Incident Discovery Time: 02:30pm on 04/12/2022 Time of Resolution: 10:30pm on 04/12/2022 Services Impacted: Server Infrastructure

Description of Impact

The MGHPCC (Holyoke Datacenter) overheated today and some servers and network switches shut down. This primarily affected batch jobs on the SCC. Other areas that were affected are not production areas. They include the nas2/nas-ru2 mirror of the CRC production server, and a development/test environment set up for the BU works team.

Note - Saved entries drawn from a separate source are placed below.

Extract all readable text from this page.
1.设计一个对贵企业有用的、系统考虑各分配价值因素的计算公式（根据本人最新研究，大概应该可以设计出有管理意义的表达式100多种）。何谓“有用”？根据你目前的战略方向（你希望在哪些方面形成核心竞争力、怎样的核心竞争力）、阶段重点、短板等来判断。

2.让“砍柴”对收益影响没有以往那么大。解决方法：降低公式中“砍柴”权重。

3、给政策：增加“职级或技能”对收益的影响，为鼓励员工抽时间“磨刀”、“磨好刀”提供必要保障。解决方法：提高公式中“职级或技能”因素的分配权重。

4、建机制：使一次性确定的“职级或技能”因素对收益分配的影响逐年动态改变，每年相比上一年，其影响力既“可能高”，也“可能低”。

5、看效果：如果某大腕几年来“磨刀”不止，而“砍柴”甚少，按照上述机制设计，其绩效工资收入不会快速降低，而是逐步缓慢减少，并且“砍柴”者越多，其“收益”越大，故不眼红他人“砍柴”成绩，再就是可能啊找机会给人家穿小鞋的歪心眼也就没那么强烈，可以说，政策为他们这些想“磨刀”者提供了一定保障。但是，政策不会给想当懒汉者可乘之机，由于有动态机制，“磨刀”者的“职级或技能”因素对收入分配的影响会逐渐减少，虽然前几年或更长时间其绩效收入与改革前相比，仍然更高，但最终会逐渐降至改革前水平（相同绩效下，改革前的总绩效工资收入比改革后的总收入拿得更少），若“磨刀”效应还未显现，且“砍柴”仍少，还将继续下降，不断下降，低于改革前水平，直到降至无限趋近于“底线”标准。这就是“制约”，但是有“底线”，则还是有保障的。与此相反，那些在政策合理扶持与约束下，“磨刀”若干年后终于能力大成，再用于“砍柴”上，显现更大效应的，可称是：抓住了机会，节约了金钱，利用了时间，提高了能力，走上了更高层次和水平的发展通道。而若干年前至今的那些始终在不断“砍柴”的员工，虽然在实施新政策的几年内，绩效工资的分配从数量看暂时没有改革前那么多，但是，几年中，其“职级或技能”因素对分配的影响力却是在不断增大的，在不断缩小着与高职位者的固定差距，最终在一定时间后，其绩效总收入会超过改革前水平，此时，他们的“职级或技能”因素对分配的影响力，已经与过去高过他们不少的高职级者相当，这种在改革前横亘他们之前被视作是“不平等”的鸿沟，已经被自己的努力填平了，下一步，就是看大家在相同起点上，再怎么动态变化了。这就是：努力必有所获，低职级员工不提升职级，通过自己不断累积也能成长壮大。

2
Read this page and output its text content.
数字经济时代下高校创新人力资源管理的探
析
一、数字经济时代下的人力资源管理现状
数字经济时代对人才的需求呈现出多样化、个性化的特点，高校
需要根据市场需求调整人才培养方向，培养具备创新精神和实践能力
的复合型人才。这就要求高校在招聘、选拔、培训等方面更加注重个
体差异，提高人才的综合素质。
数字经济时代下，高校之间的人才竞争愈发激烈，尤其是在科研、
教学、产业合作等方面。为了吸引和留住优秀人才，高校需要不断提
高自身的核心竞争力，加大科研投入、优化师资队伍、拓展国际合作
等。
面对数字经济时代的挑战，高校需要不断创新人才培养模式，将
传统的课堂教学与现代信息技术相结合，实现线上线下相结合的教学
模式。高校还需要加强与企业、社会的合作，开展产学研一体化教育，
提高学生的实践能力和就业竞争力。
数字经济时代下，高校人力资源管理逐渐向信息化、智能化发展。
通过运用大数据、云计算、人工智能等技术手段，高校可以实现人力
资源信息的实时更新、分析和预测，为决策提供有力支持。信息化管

Incident Description and Resolution

The SCC nodes were brought back online by 6pm. The rest of the servers were back online by 10:30pm except for a test environment which will need further investigation.

Additional Information

The cause of this incident is still under investigation. If you continue to have issues, please contact the IT Help Center.

Previous Update

Incident Discovery Time: 02:30pm on 04/12/2022 Services Impacted: Server Infrastructure

Description of Impact

The Massachusetts Green High Performance Data Center (MGHPCC) overheated briefly today and a few servers were shutdown.

Current Status

SCC compute nodes are back online and all clients on the SCC were notified. Our data center operations team is en route to Holyoke to investigate other servers. Next Update: 07:30pm

Previous Update

Incident Discovery Time: 02:30pm on 04/12/2022 Services Impacted: Server Infrastructure

Description of Impact

The Massachusetts Green High Performance Data Center (MGHPCC) overheated briefly today and a few servers were shutdown.

Current Status

IS&T teams have fixed the cooling issue and are currently waiting for temperatures to drop enough to bring servers back online.

Additional Information

Batch computing jobs on the Shared Computing Cluster and test environments for the BU Works Basic team were affected. IS&T teams continue to analyze the scope and impact. Next Update: 07:30pm

Previous Update

Incident Discovery Time: 02:30pm on 04/12/2022 Services Impacted: Shared Computing Cluster Batch jobs, BU Works test environment

Description of Impact

The Massachusetts Green High Performance Data Center (MGHPCC) has had an air conditioning issue. The room overheated to the point where some servers shut down. SCC login nodes and filesystem were not affected, but some batch jobs and BU works services may be unavailable.

Current Status

IS&T teams are investigating the impact of this outage and working to get servers back online. Next Update: 5:30pm.